How to get the average number of words in files using the output of "wc -w"

100 Views Asked by At

I'm listing the number of words in a bunch of files and sorting it like this:

wc -w *.tex | sort -rn

which outputs a nice list of the files and word count for each file

   17423 total
    6481 panama-to-colombia.tex
    5516 the-salt-flats.tex
    5426 hiking-cordillera-huayhuash.tex

How can I also calculate and display the average number of words per file? i.e. a line at the bottom like:

5808 AVERAGE

Note: I'd like to find a solution that works for an arbitrary number of files in the list.

5

There are 5 best solutions below

1
Cyrus On BEST ANSWER

I suggest to append to your code:

| awk '{sum=sum+$1; print};END{print sum/2/(NR-1),"AVERAGE"}'

sum=sum+$1 adds the number in the first column ($1) to the variable sum in each row. print outputs the current row unchanged. The average is calculated after the last line read in. During the calculation, please note that the line with total is also included in the output of wc -w *.tex.

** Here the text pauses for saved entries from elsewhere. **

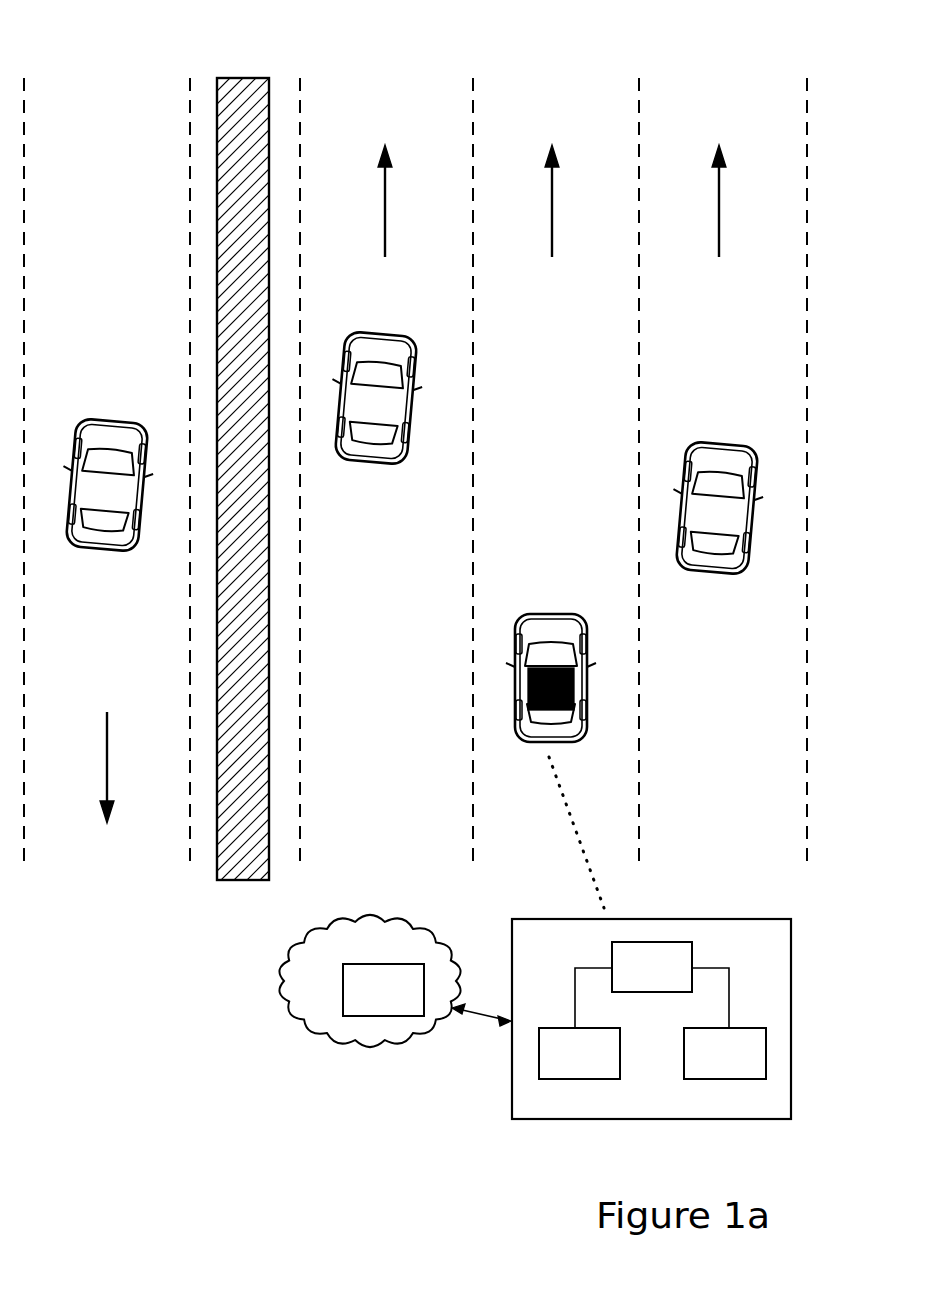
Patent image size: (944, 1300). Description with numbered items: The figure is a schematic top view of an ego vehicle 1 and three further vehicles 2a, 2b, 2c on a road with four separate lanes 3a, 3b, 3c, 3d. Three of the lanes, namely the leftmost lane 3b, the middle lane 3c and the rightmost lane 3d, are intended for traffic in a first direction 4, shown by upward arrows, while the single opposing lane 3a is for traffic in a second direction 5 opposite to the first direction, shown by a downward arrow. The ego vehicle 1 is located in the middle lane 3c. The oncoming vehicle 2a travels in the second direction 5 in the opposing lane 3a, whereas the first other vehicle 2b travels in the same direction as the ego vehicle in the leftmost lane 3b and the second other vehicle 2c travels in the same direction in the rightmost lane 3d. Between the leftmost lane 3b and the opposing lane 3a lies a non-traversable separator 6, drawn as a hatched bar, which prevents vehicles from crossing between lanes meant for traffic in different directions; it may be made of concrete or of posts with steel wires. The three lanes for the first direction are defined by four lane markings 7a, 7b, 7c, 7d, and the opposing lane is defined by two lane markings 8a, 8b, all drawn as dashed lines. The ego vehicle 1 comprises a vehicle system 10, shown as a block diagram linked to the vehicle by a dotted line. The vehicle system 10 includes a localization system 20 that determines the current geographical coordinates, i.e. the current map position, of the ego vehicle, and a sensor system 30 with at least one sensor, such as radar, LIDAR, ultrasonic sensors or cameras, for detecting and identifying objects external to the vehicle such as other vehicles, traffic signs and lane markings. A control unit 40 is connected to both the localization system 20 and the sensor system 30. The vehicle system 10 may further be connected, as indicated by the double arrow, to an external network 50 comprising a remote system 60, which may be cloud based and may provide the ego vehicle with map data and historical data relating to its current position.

The ego vehicle 1 is at (556, 612).
The oncoming vehicle 2a is at (100, 552).
The first other vehicle 2b is at (380, 332).
The second other vehicle 2c is at (720, 443).
The opposing lane 3a is at (117, 98).
The leftmost lane 3b is at (390, 98).
The middle lane 3c is at (561, 98).
The rightmost lane 3d is at (729, 98).
The first direction 4 is at (385, 215).
The second direction 5 is at (107, 770).
The non-traversable separator 6 is at (243, 78).
The lane marking 7a is at (300, 78).
The lane marking 7b is at (473, 78).
The lane marking 7c is at (639, 78).
The lane marking 7d is at (807, 78).
The lane marking 8a is at (24, 78).
The lane marking 8b is at (190, 78).
The vehicle system 10 is at (651, 1019).
The localization system 20 is at (579, 1053).
The sensor system 30 is at (725, 1053).
The control unit 40 is at (652, 967).
The external network 50 is at (369, 981).
The remote system 60 is at (383, 990).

See: 8 Powerful Awk Built-in Variables – FS, OFS, RS, ORS, NR, NF, FILENAME, FNR

0
Renaud Pacalet On
wc -w --total=never *.tex | datamash -W mean 1
5807.6666666667

If you prefer a rounded result, e.g., to 2 decimal places:

wc -w --total=never *.tex | datamash -WR2 mean 1
5807.67
1
dawg On

You can do entirely in awk:

awk 'FNR==1{files[FILENAME]=0}
{for(i=1;i<=NF;i++) files[FILENAME]++}
END{for ( f in files ) {
    total+=files[f]
    print files[f], f }
    print total, "total"
    print total / (length(files)), "average"
}
' *.tex

Prints:

5426 hiking-cordillera-huayhuash.tex
5516 the-salt-flats.tex
6481 panama-to-colombia.tex
17423 total
5807.67 average
0
pmf On

You could make it a function (or a script) which counts the words of the concatenation of its file args cat -- "$@", and then divides that by the number of its file args $#:

wc-wavg() { echo $(($(cat -- "$@" | wc -w) / $#)); }

wc-wavg *.tex
0
Ed Morton On

You could do it all in awk, e.g. given these input files which includes an empty file (fileempty) and a repeated file (file1) which are 2 of the possible rainy day cases likely to cause a potential solution to fail:

$ wc -w file1 fileempty file1
 2 file1
 0 fileempty
 2 file1
 4 total

and using GNU awk for ARGIND:

$ awk '
    {
        numWords[ARGIND] += NF
        tot += NF
    }
    END {
        fmt=" %" length(tot) "s %s\n"
        for ( i=1; i<=ARGIND; i++ ) {
            printf fmt, numWords[i]+0, ARGV[i]
        }
        printf fmt, tot+0, "total"
        printf printf fmt, tot / (ARGIND ? ARGIND : 1), "AVERAGE"
    }
' file1 fileempty file1
 2 file1
 0 fileempty
 2 file1
 4 total
 1.33333 AVERAGE

and just to show how that behaves for the other rainy day cases that come to mind:

  1. Just 1 input file:
$ awk '
    {numWords[ARGIND] += NF; tot += NF} END{fmt=" %" length(tot) "s %s\n"; for (i=1; i<=ARGIND; i++) { printf fmt, numWords[i]+0, ARGV[i] }; printf fmt, tot+0, "total"; printf fmt, tot / (ARGIND ? ARGIND : 1), "AVERAGE" }
' file1
 2 file1
 2 total
 2 AVERAGE
  1. An empty file as the only input:
$ awk '
    {numWords[ARGIND] += NF; tot += NF} END{fmt=" %" length(tot) "s %s\n"; for (i=1; i<=ARGIND; i++) { printf fmt, numWords[i]+0, ARGV[i] }; printf fmt, tot+0, "total"; printf fmt, tot / (ARGIND ? ARGIND : 1), "AVERAGE" }
' fileempty
 0 fileempty
 0 total
 0 AVERAGE
  1. No input file, just input from stdin (this may or may not be the desired output, idk):
$ awk '
    {numWords[ARGIND] += NF; tot += NF} END{fmt=" %" length(tot) "s %s\n"; for (i=1; i<=ARGIND; i++) { printf fmt, numWords[i]+0, ARGV[i] }; printf fmt, tot+0, "total"; printf fmt, tot / (ARGIND ? ARGIND : 1), "AVERAGE" }
' <<!
> foo
> bar
> !
 2 total
 2 AVERAGE